Lauda, yang menyandang kedudukan juara bertahan, datang ke Jepang dengan situasi memuncaki klasemen pembalap. Ia melulu unggul tiga poin atas Hunt.

Pertarungan diwarnai guyuran hujan dan memunculkan kekhawatiran untuk sebagian pembalap.

Beberapa peserta menyimpulkan untuk berhenti sebab takut terjadi kecelakaan.
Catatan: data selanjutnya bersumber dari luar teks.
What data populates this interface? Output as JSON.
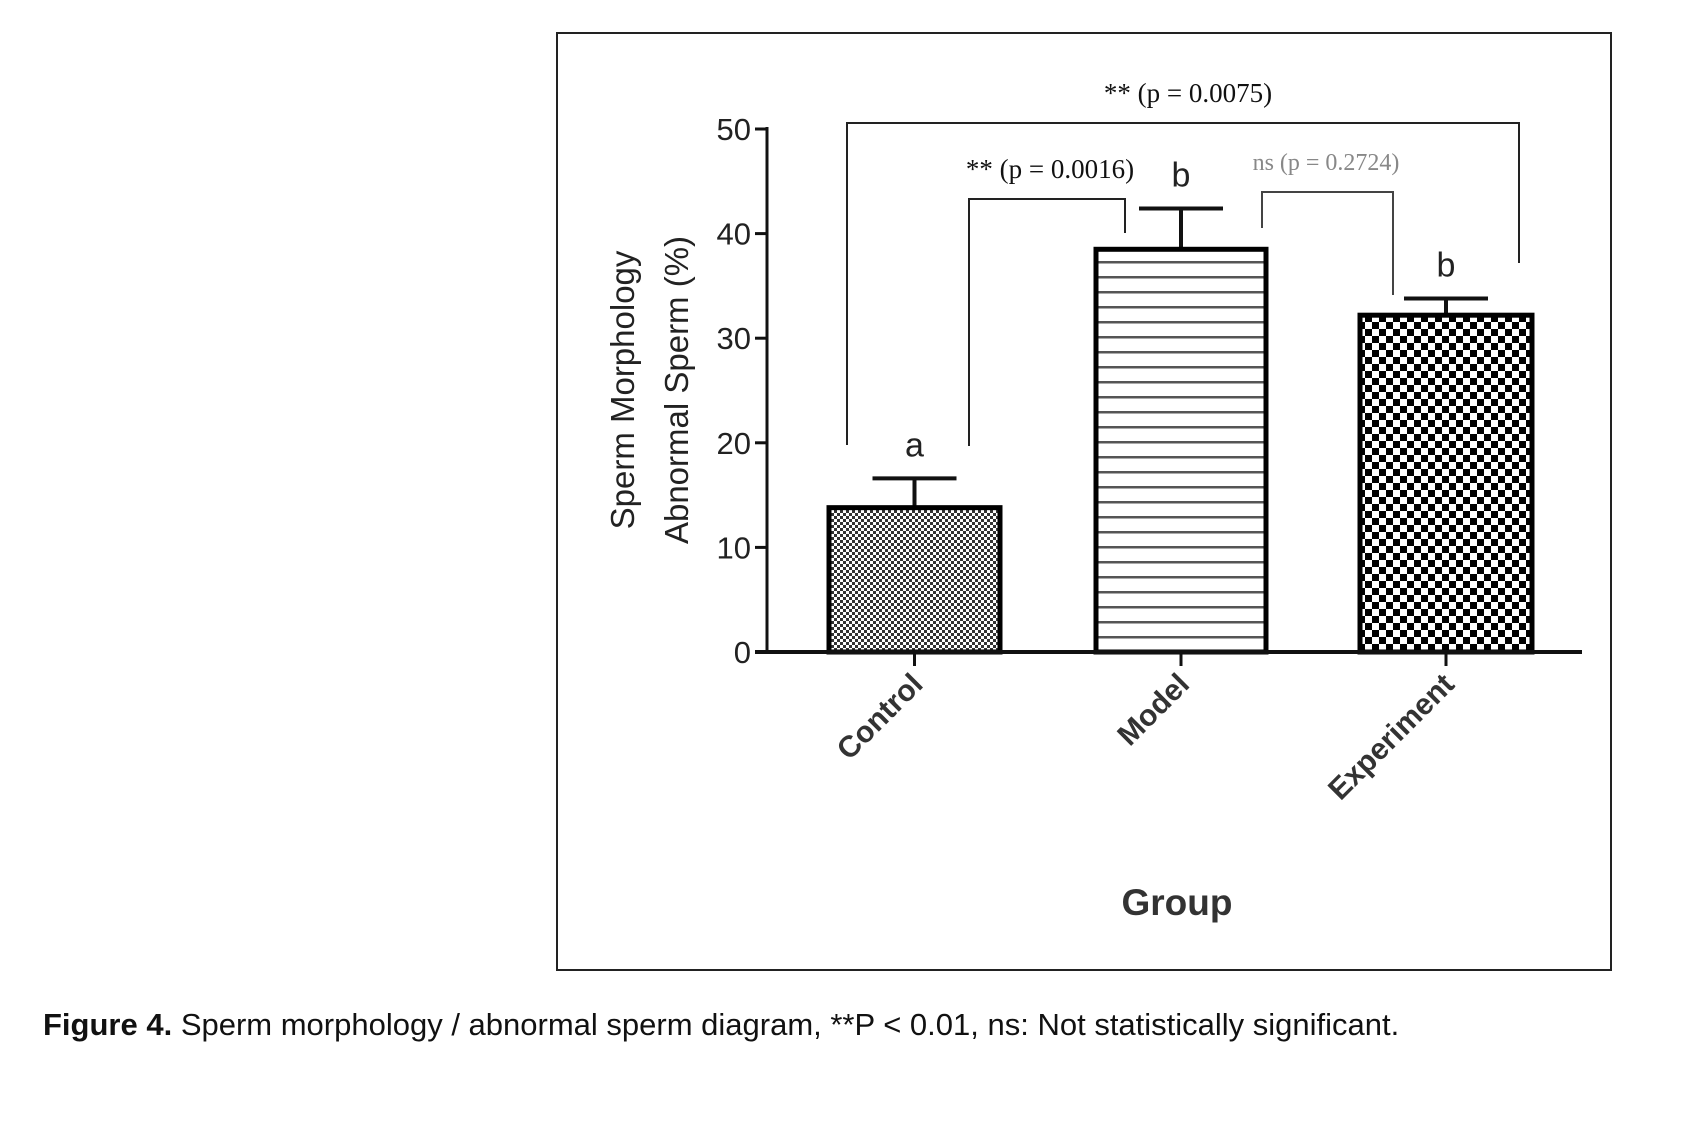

Kejutan muncul saat menginjak lap kedua. Lauda ikut berhenti dari pertandingan sebab memandang situasi lintasan terlampau berbahaya.

Keputusan Lauda dapat dimengerti. Pria asal Austria tersebut masih dibayangi trauma lantaran merasakan kecelakan fatal ketika turun dalam seri ke-10 di Jerman.

Dengan mundurnya Lauda dari pacuan di Jepang, otomatis kesempatan Hunt menggenggam predikat juara dunia semakin tersingkap lebar.

Pembalap yang kala tersebut membela kesebelasan McLaren melulu perlu finis di urutan ketiga untuk mengalahkan poin Lauda.

Jalan Hunt mengarah ke pintu juara bukan berarti mudah. Di samping harus menanggulangi lintasan licin, ia pun mengalami masalah pada unsur ban.

Dewi Fortuna ternyata masih menghinggapi Hunt. Setelah sempat tercecer di deretan kelima, pria berpaspor Inggris tersebut akhirnya secara dramatis sukses mengklaim posisi ketiga.

Kesuksesan finis di peringkat ketiga menciptakan Hunt naik ke puncak klasemen pembalap dengan pendapatan 69 poin.

Sementara itu, Lauda mesti rela turun ke tangga kedua dengan melulu terpaut satu angka.

Alhasil, Hunt menemukan titel juara dunia guna kali kesatu sekaligus yang terakhir dalam karier balapannya.

Bisa dibilang, ia adalah one hit maker atau melulu sekali menciptakan gebrakan.

Pertarungan Hunt dan Lauda diingat sebagai di antara rivalitas sangat legendaris dalam sejarah F1.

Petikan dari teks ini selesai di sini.